火星の失われた大気(の大部分)に何が起こったのかついに判明

火星の失われた大気(の大部分)に何が起こったのかついに判明

約 40 億年前、火星は暖かかった。厚い大気の層の下、湖や川に水が流れていた。しかし、その後、大災害が起こった。火星の断熱大気はほぼ消滅したのだ。宇宙の厳しい環境にさらされ、赤い惑星は今日のような乾燥した凍った荒れ地となった。

これまで、この失われた大気は科学者を困惑させてきた。宇宙で失われたのか、それとも火星の地殻がそれを再吸収したのか。NASA の火星大気と揮発性物質の進化 (MAVEN) ミッションからの新しいデータにより、この論争に決着がついた。
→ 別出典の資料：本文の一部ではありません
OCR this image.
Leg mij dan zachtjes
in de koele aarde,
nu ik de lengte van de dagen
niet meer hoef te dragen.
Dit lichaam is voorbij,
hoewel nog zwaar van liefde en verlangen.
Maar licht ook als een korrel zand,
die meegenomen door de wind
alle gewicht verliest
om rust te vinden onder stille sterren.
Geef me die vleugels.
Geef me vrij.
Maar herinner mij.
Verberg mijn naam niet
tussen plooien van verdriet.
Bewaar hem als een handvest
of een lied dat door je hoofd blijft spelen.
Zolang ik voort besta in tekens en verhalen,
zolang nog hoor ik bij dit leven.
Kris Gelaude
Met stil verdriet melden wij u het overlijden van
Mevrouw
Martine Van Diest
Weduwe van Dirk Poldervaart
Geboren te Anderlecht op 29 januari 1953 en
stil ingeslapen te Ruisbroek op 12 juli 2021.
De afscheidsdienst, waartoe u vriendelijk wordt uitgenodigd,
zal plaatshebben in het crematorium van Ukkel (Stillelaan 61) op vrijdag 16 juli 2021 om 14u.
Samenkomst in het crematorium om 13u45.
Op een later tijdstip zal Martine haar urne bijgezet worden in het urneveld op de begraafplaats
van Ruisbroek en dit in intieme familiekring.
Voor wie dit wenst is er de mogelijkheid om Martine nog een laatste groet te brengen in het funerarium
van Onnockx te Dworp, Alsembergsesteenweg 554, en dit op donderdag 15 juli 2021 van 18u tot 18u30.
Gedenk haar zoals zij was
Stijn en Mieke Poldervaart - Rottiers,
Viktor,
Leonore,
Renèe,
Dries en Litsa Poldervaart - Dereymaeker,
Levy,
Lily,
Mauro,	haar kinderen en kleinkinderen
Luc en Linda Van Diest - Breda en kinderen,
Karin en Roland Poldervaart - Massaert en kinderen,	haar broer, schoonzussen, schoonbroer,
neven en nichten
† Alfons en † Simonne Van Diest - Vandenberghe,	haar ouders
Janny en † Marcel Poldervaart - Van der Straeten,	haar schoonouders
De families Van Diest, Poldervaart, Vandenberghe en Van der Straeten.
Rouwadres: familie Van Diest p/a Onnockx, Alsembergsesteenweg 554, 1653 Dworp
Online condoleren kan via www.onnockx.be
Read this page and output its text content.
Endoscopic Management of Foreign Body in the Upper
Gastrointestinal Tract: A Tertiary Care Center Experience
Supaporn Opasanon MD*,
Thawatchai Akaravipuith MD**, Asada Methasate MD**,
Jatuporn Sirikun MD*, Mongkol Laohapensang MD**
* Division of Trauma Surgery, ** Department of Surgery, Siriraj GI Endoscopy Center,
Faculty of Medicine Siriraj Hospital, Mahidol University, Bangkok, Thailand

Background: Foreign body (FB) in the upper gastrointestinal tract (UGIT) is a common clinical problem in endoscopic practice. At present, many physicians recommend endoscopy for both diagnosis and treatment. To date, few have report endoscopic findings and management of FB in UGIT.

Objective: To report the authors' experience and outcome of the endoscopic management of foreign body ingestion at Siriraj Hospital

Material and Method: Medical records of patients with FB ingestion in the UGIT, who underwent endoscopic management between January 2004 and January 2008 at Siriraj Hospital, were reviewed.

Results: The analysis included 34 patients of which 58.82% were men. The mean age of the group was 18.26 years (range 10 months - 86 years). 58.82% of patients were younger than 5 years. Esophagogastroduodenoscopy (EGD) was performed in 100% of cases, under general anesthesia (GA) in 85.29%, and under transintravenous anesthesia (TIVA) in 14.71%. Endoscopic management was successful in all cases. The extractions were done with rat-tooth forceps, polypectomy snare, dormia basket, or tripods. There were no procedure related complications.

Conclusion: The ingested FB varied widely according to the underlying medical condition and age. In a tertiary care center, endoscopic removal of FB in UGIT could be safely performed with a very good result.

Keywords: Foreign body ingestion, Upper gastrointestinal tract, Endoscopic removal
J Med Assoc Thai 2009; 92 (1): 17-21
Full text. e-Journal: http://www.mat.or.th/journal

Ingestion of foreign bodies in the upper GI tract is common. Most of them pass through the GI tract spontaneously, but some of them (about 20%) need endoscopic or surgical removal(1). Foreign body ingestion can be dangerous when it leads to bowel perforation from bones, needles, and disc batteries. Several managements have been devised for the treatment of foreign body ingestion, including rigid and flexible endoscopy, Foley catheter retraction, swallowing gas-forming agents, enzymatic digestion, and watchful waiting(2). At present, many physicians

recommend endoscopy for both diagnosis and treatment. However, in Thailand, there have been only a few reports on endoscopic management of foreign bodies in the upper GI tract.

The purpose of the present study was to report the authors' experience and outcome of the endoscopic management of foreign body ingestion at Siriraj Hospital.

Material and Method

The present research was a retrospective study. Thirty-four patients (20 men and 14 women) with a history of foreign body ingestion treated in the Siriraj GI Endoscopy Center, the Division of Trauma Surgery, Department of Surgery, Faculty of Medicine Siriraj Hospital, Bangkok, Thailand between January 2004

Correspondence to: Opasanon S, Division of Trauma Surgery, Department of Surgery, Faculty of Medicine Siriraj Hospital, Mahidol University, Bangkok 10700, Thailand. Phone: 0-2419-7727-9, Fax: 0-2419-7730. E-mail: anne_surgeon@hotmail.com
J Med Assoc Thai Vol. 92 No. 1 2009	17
ブルース・ヤコウスキー氏と MAVEN チームの他の人々は、火星の大気のほとんどが太陽風で吹き飛ばされたと計算した。

科学者たちは、火星が現在でも大気の一部を宇宙に失い続けていることを知っていたが、この新たな発見は、このプロセスが火星の歴史の中でいかに重要であったかを数値化した初めてのものである。

「火星の大気の大部分は火星に閉じ込められたのではなく、宇宙に失われたというのが私たちの結論です」とヤコウスキー氏は言う。「それが大気損失の主因ではないにしても、大きな原因です。」

MAVEN による希ガスアルゴンの測定がこの謎を解く鍵となった。

問題提起

太陽からは、太陽風と呼ばれる荷電粒子の流れが絶えず流れている。これらの荷電粒子が大気中の分子に衝突すると、分子の電子の一部が剥ぎ取られ、イオンが生成される。太陽風はこれらの新しい荷電粒子を簡単に拾い上げ、宇宙空間に引きずり込む。あるいは、新しく生成されたイオンがビリヤードのブレイクショットのように他の分子に衝突し、分子を四方八方に飛ばすこともある。「一部は宇宙空間に吹き飛ばされる」とヤコウスキー氏は言う。

彼と彼のチームは、太陽風は軽い分子を優先的に捕らえて除去することを知っていた。軽い分子は太陽風が当たる大気圏の高いところまで浮上する可能性が高いからだ。大気圏の異なる高度におけるアルゴン36とアルゴン38(中性子が36個と38個ある原子)の濃度を比較することで、研究者たちは、軽いアルゴン36が時間の経過とともにどれだけ除去されたかを見分けることができた。

次に、その情報を使って、火星の大気中の他の種類の分子に対する太陽風の影響をモデル化した。そして、過去約40億年の間に火星の大気の約66パーセントが宇宙に逃げたという結論に達した。

テラフォーミングのトラブル

次に、MAVEN チームは、火星の大気中の他の同位体が時間とともにどのように変化したかを詳しく調べたいと考えている。二酸化炭素の絶縁特性のため、炭素は特に興味深い。また、酸素と水素も、私たちが知っている生命に不可欠な他の成分である。ヤコウスキー氏は、チームが最初にアルゴンを研究することにしたのは、それが最も簡単だったからだと語った。

「炭素は、非常に多くの要因が影響するため、非常に複雑です」とヤコウスキー氏は言う。火星の大気中の炭素濃度は季節によって異なり、冬には極地で凍って氷になり、暖かい時期には昇華して蒸気になる。また、化学反応を起こしてさまざまな分子を形成する。「アルゴンははるかに単純で、大気中に放出されると反応せず、ただそこに留まるだけです。」

ヤコウスキー氏は、火星の大気消失の謎は今のところほとんど解明されていないと語る。大気の大部分は宇宙空間に消えたが、地殻吸収やその他のプロセスが大気消失に多少なりとも影響を与えた可能性がある。

残念ながら、この発見は、厚い二酸化炭素やその他の温室効果ガスの層を放出することで火星をもっと暖かく地球に似たものにすることを提案してきた人々(イーロン・マスク)にとって、物事を困難にする可能性がある。

もし炭素が極地の氷床や火星の岩石の中に沈み込み、人間によって放出されるのをじっと待っていたら、火星のテラフォーミングはずっと簡単だっただろう。しかし、現状では、火星の炭素のほとんどは永久に消えてしまったようだ。ヤコウスキー氏によると、残っている炭素は、人間が快適に暮らせるほど厚い大気層を形成するには不十分だという。

「もし二酸化炭素が宇宙に消えてしまったら、地球上ではもう存在せず、大気圏に戻すこともできない」とヤコウスキー氏は言う。「つまり、火星にある材料を使って火星をテラフォーミングすることは不可能だ」

しかし、まだ絶望しないでください、イーロン・マスク。私たちはいつでも炭素を自分で持ち込むことができます。地球上には炭素が十分あることは周知の事実です。